John Forrest obituary

Other lives: Actor who had his first success in David Lean's 1946 film Great Expectations in which he played the young Herbert Pocket
  
  

John Forrest
John Forrest combined a distinguished film career with work as a stage magician Photograph: Public Domain

My friend the actor John Forrest, who has died aged 80, combined a distinguished film career with work as a stage magician. He had his first success as a child actor, in David Lean's classic movie Great Expectations (1946), as the "pale young gentleman" – the young Herbert Pocket.

Known later for his many supporting roles playing very "British" characters such as Grassy Green in Very Important Person (1961), he was in fact born in the US, in Bridgeport, Connecticut. His English mother, an artist, had married an American lawyer, and when the marriage broke up after a few years, she brought John and his sister to England where they lived in the village of Cookham, Berkshire.
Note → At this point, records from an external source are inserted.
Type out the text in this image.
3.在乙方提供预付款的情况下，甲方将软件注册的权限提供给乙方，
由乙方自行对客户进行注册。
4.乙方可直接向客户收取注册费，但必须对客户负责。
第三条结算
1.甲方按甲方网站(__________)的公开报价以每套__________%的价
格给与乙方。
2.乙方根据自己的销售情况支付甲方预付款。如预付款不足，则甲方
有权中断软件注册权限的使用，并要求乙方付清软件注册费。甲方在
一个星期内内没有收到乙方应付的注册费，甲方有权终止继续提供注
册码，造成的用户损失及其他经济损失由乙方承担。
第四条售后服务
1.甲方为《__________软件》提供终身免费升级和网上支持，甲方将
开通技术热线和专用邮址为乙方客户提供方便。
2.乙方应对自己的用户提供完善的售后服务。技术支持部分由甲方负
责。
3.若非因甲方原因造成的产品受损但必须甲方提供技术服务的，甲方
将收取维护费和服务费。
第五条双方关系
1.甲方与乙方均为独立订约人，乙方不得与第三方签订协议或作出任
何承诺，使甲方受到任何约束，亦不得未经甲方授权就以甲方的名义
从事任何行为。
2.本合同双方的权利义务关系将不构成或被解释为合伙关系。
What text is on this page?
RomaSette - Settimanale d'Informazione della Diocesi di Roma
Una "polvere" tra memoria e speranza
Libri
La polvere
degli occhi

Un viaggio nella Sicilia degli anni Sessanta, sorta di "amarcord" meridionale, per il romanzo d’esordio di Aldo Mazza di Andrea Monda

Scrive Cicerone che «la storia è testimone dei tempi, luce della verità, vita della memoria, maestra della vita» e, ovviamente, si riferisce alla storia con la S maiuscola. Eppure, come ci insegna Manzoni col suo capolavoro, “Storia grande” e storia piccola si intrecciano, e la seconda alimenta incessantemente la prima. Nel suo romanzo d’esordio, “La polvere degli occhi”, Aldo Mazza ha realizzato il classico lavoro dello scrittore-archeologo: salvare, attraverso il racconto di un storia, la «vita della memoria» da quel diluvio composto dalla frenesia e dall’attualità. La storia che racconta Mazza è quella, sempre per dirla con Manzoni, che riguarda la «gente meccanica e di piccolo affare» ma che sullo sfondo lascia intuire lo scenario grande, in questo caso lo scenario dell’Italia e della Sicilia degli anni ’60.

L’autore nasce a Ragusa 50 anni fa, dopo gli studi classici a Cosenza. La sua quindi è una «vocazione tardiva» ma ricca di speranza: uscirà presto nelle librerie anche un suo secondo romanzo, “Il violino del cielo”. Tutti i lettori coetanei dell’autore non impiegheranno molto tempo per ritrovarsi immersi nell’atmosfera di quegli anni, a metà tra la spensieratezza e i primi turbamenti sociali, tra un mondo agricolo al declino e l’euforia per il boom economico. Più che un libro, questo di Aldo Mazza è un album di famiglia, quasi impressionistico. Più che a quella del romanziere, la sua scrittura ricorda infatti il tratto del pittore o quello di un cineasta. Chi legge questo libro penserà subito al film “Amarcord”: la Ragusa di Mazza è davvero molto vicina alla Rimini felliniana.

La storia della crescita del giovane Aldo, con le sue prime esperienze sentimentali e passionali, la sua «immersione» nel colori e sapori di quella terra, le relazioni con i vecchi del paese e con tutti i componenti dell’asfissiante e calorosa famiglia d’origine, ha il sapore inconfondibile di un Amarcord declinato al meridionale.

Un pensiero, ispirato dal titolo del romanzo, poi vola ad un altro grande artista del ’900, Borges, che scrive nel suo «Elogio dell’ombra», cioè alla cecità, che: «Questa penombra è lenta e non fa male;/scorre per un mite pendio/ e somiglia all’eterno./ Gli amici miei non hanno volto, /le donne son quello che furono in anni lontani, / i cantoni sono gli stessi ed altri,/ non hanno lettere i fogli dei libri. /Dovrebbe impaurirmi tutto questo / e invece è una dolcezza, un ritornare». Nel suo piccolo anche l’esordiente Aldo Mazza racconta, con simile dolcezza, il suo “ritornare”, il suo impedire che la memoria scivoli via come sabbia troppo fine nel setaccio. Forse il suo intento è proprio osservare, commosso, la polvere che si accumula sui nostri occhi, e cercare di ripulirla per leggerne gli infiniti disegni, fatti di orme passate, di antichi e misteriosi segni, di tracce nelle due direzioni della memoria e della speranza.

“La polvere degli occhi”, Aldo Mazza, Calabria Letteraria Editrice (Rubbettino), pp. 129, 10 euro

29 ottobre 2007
Their neighbours were the painter Stanley Spencer and his equally eccentric brother, Horace, who taught John magic.

Following his early film success, John acted alongside such distinguished actors as David Niven, in Bonnie Prince Charlie (1948), Richard Attenborough, in The Guinea Pig (1948), and Jean Simmons, in Adam & Evelyne (1949).

In 1949, Laurence Olivier directed A Streetcar Named Desire for the West End stage, and cast John as the Young Collector, opposite his wife Vivien Leigh. She and Olivier encouraged John in his career. John then appeared in the long-running play The Remarkable Mr Pennypacker (1955). It was a hit at the New theatre in London and then toured around Britain.

His films included Tom Brown's Schooldays (1951, in which he played the sadistic Flashman), The Franchise Affair (1951) and Gift Horse (1952); and he appeared on TV in Thunder in the West (1957), Good Wives (1958), Emergency Ward 10 (1959), Armchair Theatre (1959), Doctor Finlay's Casebook (1964) and A Requiem for Modigliani (1970)

His reputation as a magician was growing, and John decided to move to France, where his act featuring clocks and timepieces was successful in cabaret at venues in Paris and Monte Carlo. He used the name "John Klox" and was in demand in the US, too, for seasons at Palm Springs, Hollywood and Los Angeles. John also worked as an entertainer at children's parties.